I have been writing about the wines that I receive from A Taste of Monterey for several years now and I have always just put a little blip about the winery and the wine. I just never really felt comfortable about it, because the Lord knows that I like to ramble, once I get started. Also, some of the wineries just get short changed because the biggies and the cult wines get all of the publicity. I don’t know about you, but as we get closer and closer to full retirement, the cult wines are just an expenditure that we don’t need. I also find it fun, if I can find a quirky tidbit about a winery, because that is just me, especially when I meander.
De Tierra Vineyards in 1998 as an organic grape-growing concern in the Salinas Valley by an agriculture professional from Phoenix, Arizona by the name of Tom Russell.
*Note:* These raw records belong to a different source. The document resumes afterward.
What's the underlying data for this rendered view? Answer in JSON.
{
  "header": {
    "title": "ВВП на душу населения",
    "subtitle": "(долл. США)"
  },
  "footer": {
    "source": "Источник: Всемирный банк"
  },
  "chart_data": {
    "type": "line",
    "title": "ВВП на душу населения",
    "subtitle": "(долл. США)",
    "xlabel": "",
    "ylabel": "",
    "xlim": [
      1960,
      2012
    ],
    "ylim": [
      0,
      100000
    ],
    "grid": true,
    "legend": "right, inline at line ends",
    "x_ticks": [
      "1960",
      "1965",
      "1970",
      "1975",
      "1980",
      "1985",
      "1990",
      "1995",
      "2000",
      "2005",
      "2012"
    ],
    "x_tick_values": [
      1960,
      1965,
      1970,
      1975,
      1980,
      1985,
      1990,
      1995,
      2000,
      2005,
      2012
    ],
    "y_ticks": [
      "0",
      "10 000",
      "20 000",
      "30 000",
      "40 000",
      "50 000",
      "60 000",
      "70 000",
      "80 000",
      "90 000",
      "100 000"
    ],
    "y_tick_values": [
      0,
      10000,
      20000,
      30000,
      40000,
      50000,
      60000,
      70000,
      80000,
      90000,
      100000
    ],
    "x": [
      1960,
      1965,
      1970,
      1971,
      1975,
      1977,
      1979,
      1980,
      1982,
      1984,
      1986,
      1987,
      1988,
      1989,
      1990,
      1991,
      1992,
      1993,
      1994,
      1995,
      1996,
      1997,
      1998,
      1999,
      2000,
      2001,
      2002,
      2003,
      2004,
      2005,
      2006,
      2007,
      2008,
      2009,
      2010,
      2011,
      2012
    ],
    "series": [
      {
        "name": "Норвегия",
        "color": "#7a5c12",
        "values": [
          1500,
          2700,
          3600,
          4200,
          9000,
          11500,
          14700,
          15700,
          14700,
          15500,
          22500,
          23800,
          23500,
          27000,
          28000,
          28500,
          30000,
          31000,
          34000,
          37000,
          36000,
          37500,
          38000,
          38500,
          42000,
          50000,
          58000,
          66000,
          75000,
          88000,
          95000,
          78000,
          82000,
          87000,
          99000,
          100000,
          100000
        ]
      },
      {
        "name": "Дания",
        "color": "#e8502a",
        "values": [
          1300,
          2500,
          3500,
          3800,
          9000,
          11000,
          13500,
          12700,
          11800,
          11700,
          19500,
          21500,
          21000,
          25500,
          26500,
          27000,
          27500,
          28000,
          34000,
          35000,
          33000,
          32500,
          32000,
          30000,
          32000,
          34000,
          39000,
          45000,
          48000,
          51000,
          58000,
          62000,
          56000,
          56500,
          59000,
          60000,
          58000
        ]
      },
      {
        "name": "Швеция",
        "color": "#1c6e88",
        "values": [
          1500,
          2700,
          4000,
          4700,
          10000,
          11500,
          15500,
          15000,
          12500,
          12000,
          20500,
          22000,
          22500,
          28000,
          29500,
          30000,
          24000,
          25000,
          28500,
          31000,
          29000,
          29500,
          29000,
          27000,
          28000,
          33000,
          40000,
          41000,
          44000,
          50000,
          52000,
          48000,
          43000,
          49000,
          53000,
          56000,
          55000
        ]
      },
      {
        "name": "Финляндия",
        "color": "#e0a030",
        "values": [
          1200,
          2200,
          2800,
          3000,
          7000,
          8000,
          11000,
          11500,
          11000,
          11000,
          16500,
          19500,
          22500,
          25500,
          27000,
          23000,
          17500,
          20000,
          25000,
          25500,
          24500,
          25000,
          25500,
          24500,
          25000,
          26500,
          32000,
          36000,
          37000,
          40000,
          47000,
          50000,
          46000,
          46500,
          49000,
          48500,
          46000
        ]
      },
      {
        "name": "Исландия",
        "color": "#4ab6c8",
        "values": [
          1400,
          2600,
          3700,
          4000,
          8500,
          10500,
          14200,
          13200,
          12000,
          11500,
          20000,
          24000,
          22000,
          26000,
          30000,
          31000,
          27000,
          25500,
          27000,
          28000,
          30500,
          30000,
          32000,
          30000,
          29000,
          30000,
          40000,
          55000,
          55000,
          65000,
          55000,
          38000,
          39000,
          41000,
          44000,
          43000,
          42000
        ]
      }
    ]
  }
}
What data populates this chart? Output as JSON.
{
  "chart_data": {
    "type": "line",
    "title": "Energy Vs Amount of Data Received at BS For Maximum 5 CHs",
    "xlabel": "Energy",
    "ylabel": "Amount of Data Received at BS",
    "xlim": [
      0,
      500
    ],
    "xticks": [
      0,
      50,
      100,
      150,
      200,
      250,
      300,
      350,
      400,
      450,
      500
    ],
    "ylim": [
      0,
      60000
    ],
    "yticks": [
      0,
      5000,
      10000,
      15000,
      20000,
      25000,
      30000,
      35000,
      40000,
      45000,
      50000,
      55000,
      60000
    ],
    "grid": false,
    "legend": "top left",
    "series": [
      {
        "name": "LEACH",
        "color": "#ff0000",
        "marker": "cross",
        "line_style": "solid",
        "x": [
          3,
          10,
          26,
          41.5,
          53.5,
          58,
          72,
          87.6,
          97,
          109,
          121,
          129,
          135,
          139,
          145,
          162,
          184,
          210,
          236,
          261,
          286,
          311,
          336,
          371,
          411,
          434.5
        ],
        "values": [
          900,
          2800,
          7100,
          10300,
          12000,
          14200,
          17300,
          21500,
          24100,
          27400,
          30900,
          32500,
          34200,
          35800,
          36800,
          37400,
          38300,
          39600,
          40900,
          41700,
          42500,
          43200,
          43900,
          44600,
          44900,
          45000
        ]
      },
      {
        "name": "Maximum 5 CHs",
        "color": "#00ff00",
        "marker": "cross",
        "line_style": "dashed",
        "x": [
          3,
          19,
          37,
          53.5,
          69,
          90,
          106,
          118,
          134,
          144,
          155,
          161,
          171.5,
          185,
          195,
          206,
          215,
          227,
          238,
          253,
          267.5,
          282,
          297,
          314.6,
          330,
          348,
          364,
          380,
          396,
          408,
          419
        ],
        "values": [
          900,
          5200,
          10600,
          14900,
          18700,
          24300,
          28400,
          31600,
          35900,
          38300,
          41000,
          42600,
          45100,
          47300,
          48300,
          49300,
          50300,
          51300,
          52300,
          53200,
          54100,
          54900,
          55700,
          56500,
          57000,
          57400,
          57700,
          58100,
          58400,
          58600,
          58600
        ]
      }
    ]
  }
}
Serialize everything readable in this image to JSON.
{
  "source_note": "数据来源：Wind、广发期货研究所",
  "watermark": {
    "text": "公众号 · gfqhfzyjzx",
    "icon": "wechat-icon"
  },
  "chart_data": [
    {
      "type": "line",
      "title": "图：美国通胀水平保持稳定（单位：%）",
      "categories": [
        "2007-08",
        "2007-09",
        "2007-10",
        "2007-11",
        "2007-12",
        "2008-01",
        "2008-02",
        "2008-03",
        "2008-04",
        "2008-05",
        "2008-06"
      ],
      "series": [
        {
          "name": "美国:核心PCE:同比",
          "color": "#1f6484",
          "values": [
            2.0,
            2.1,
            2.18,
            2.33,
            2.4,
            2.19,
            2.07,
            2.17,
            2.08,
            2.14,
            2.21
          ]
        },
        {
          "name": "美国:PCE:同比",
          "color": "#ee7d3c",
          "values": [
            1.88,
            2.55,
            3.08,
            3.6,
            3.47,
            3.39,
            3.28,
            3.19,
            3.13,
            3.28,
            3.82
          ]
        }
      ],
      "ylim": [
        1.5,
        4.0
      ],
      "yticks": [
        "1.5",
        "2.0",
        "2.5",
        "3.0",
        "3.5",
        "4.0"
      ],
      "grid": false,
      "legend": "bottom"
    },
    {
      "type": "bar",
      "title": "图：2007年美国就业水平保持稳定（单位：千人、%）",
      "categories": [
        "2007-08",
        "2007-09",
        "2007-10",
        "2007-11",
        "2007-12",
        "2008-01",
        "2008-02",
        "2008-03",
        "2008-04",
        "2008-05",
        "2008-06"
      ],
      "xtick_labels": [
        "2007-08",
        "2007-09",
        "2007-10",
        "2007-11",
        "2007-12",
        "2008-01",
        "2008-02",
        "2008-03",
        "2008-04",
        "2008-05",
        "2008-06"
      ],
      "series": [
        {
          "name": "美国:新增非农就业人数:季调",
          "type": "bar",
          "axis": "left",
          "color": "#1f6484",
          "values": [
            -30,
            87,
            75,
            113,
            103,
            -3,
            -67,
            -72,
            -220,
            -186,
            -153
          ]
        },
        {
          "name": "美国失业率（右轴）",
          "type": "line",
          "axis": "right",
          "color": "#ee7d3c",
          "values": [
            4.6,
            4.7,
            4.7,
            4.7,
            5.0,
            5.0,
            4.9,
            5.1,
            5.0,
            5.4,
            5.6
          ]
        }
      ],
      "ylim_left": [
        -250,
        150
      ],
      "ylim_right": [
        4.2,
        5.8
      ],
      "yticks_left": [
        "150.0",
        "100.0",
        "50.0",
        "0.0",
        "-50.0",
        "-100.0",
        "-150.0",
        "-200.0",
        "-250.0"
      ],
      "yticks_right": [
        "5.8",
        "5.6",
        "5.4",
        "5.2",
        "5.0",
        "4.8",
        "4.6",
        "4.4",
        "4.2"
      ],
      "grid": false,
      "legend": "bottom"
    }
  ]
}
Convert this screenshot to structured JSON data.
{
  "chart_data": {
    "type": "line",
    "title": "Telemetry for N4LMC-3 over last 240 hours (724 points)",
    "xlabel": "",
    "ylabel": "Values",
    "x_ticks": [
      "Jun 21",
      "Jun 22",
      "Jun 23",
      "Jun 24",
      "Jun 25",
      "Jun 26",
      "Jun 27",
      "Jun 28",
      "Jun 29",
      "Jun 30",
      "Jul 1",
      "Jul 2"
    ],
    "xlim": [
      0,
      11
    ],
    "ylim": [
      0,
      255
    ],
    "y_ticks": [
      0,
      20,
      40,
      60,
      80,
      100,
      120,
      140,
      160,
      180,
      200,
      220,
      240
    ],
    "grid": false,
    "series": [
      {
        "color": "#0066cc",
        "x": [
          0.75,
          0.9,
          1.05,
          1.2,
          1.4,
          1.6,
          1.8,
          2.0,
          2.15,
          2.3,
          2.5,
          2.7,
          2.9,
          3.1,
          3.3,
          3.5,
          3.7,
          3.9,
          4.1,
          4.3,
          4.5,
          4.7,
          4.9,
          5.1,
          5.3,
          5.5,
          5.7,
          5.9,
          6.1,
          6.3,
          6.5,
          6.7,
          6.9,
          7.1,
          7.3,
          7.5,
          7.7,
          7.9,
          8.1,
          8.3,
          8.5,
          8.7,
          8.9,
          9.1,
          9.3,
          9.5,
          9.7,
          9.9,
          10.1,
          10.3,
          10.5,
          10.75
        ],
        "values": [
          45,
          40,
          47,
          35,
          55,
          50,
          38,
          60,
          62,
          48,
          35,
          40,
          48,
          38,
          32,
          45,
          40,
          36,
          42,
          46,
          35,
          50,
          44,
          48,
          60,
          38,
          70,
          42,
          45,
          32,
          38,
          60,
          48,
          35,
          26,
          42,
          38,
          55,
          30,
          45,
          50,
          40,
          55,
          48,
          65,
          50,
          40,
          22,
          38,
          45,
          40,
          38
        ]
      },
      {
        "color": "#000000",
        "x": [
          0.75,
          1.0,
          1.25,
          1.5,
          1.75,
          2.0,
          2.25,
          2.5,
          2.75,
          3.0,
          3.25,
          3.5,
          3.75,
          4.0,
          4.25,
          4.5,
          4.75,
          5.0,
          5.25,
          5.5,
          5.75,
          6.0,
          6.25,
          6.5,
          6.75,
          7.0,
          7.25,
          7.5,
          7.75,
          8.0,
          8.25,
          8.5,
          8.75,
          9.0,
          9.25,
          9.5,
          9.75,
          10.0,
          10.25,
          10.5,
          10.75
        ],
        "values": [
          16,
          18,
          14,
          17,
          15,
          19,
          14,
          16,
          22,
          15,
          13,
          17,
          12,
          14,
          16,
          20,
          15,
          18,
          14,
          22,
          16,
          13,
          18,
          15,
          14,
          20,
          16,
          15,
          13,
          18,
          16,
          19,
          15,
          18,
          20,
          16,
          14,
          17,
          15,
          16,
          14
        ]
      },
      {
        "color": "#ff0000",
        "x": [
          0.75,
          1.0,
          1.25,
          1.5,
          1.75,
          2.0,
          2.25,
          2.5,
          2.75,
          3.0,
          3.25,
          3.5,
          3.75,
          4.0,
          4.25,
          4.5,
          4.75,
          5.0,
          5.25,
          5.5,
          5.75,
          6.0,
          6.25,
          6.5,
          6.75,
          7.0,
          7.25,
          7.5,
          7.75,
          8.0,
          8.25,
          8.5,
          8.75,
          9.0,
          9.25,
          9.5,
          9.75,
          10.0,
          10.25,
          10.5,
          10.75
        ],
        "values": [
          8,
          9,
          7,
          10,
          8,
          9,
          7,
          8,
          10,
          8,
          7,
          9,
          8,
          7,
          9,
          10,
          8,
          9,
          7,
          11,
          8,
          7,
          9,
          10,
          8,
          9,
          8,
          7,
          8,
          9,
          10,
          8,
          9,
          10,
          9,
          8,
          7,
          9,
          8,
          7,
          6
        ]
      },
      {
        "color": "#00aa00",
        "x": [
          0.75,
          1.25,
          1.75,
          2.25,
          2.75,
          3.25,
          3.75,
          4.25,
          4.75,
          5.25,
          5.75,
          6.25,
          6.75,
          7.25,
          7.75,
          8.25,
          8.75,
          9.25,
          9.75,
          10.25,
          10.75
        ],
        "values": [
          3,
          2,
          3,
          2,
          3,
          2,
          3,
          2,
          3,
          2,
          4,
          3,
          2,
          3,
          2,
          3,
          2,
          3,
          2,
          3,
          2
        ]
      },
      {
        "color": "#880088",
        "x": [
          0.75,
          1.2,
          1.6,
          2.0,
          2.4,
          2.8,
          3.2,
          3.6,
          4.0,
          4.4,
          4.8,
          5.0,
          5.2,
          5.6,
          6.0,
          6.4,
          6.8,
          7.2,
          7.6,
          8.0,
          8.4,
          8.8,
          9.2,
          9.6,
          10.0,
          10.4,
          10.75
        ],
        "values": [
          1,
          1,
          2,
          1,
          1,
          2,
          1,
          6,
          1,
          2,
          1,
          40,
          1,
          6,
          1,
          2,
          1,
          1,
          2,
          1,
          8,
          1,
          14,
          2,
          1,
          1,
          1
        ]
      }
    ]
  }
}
He teamed up with a friend and winemaker from Vignalta, Italy named Lucio Gomiero and they created a forty-acre estate and called it De Tierra Vineyards, which translate to “of the land.” It is an artesian winery or a boutique winery, both names are proper. On the estate they grow five varietals; Pinot Noir, Chardonnay, Merlot, Riesling and Cabernet Franc and then they have contracts with growers in the Monterey County. They also maintain a tasting room in Carmel-by-the-Sea, and my Bride will remind me that we are over due for another holiday there. I have had the good fortune to have written about a couple of other wines, a De Tierra Vineyards Syrah 2002 which was a Monterey AVA and a De Tierra Vineyards Tondre Grapefield Pinot Noir Santa Lucia Highlands 2012 and both of these were fruit harvested under contract. I am sure that if I go into the cellar, I will probably find a few more, because I am that organized.
The wine I just received also carries a Monterey AVA, because two of the grapes in this wine are not grown on the estate’s Russell Vineyard. The De Tierra Vineyards “Five by Five” Red Wine 2015 is a Bordeaux blend, that a lot of wineries call a Meritage, if they have joined and paid the dues to that society. The wine is a blend of twenty-five percent Petit Verdot, twenty-five percent Malbec, twenty-five percent Syrah, twenty percent Merlot and five percent Cabernet Franc. The wine was aged for twenty-four months in a mix of half new and half neutral oak barrels, with a total production of two-hundred-fifty-two cases of wine. From the wineries tasting notes they describe it as a deep burgundy in color with a nose that promises cigar box, smoke, black currants, plums and dried rose petals. On the palate it is listed as having robust tannins and vibrant acidity and flavors of blackberry, plum and raspberry. The suggested aging potential for this wine is eight to ten years. Time will tell.